Success has been plentiful. Okta, an identity and mobility management start-up from MIT Sloan, raised $155 million from investors including Andreessen Horowitz, the Silicon Valley fund that backed Facebook and Twitter. SoFi, the P2P financing platform that has raised $766 million including from PayPal founder Peter Thiel, was launched by Mike Cagney, a Stanford MBA.
“Entrepreneurship as a path has been embraced in a way like never before,” says Bethany Coates, assistant dean at Stanford’s business school.
Silicon Valley is increasingly the focus. “The Bay Area is a huge centre of start-up activity and innovation,” says Kimberly MacPherson, co-director of the Center for Health Technology at Berkeley’s Hass School, which has a campus on the fringes of the Valley.

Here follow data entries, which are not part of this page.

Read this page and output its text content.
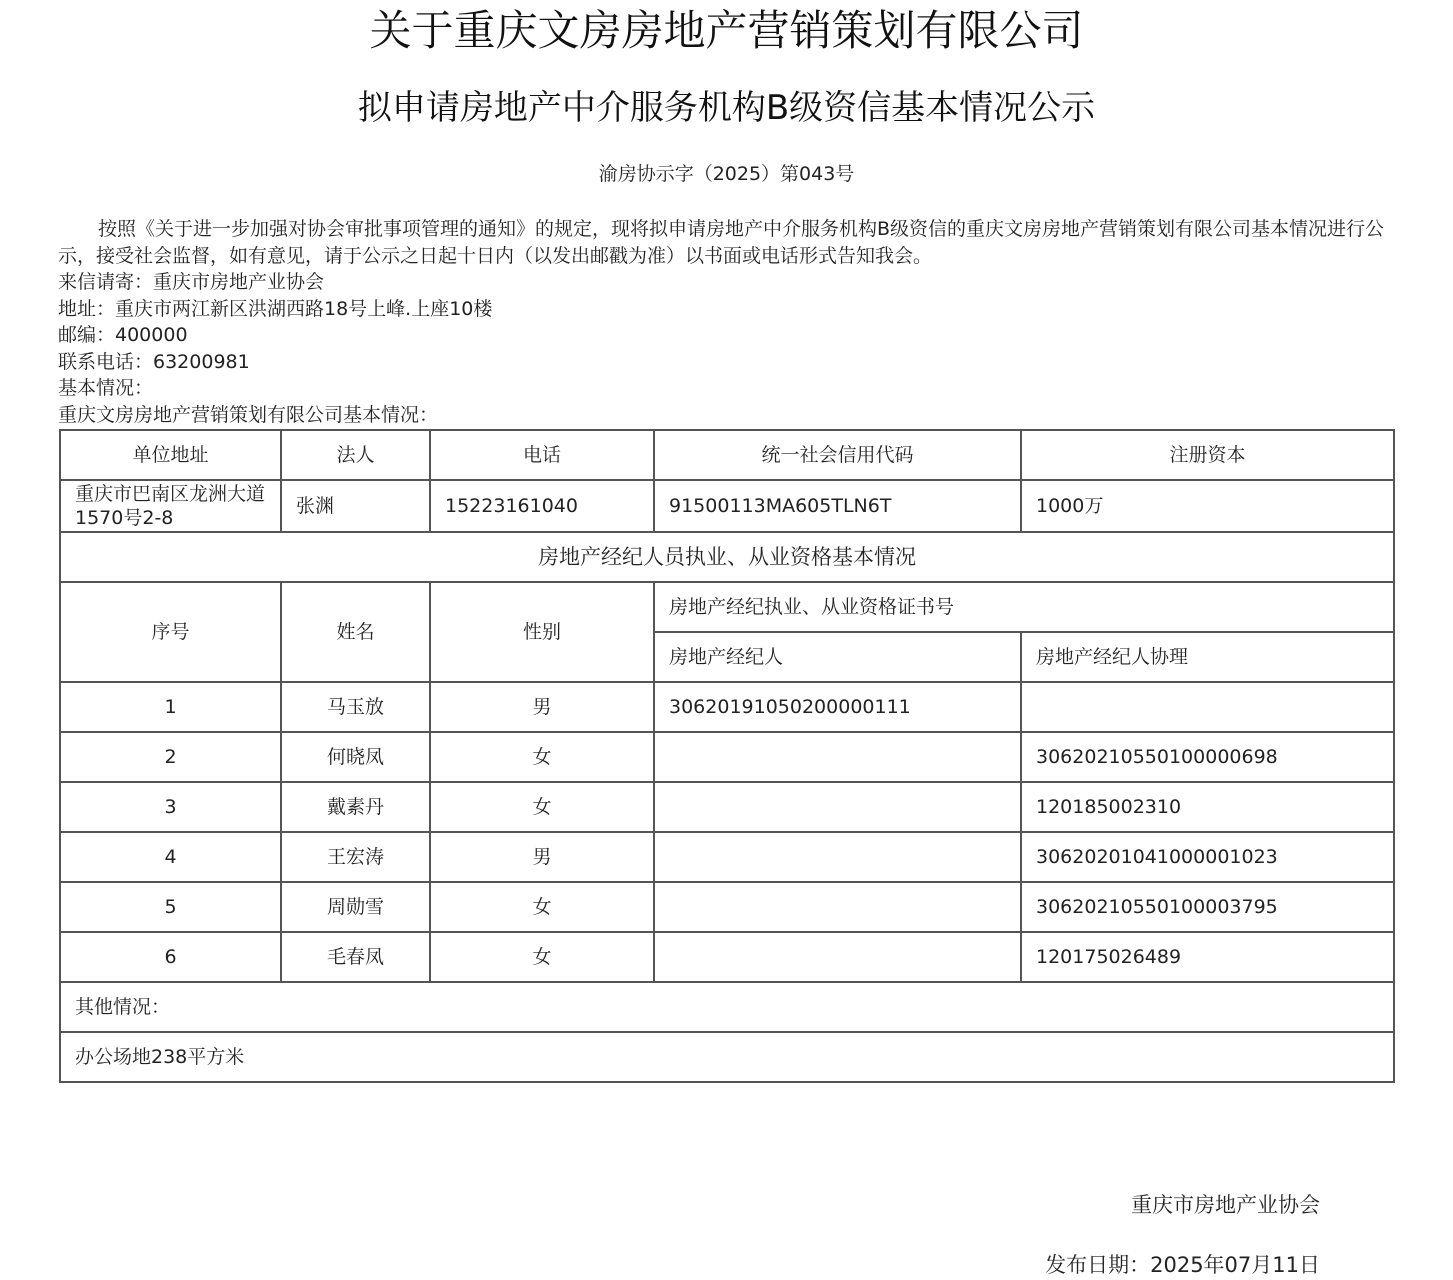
关于重庆文房房地产营销策划有限公司
拟申请房地产中介服务机构B级资信基本情况公示
渝房协示字（2025）第043号

按照《关于进一步加强对协会审批事项管理的通知》的规定，现将拟申请房地产中介服务机构B级资信的重庆文房房地产营销策划有限公司基本情况进行公示，接受社会监督，如有意见，请于公示之日起十日内（以发出邮戳为准）以书面或电话形式告知我会。

来信请寄：重庆市房地产业协会

地址：重庆市两江新区洪湖西路18号上峰.上座10楼

邮编：400000

联系电话：63200981

基本情况：

重庆文房房地产营销策划有限公司基本情况：

单位地址	法人	电话	统一社会信用代码	注册资本
重庆市巴南区龙洲大道1570号2-8	张渊	15223161040	91500113MA605TLN6T	1000万
房地产经纪人员执业、从业资格基本情况				
序号	姓名	性别	房地产经纪执业、从业资格证书号	
			房地产经纪人	房地产经纪人协理
1	马玉放	男	30620191050200000111	
2	何晓凤	女		30620210550100000698
3	戴素丹	女		120185002310
4	王宏涛	男		30620201041000001023
5	周勋雪	女		30620210550100003795
6	毛春凤	女		120175026489
其他情况：				
办公场地238平方米				
重庆市房地产业协会
发布日期：2025年07月11日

Europe’s schools are keen to get a slice of the innovation. MBAs at Cass Business School in London sought out on a Bay Area trek Google, video game maker Electronic Arts and Zillow, the Nasdaq listed real estate database. Oxford Saïd is bringing the CEOs of cloud company Evernote and Avalanche Biotechnologies – both Silicon Valley stalwarts – to its campus this month.
Diane Morgan, associate dean at Imperial College Business School, says MBA students are increasingly aware of how start-ups have successfully challenged traditional players. “They want to be a part of that,” she says
The key to success in innovation hubs is that founders give back and nascent entrepreneurs learn from those who have gone before.
Jo Mills, deputy director for the Centre for Entrepreneurial Learning at Cambridge Judge Business School, says: “We get an ecosystem developing of alumni coming through the business school and university.”
This ecosystem has produced at Cambridge at least 14 companies that joined the $1 billion-plus valuation club, including tech group ARM Holdings, listed on the LSE, and software business Autonomy, which was scandalously acquired by Hewlett-Packard for $11 billion.
Shailendra Vyakarnam, director of the Bettany Centre for Entrepreneurship at Cranfield School of Management, describes the MBA mentality shift as a “great social movement”.
But she points out that business schools have vested interests in leadership and management development – and not in start-ups.
Still, she stresses that entrepreneurship is now a more viable career path. “There is more money about and there are way more ideas in the environment to inspire people to make entrepreneurship a career,” she says.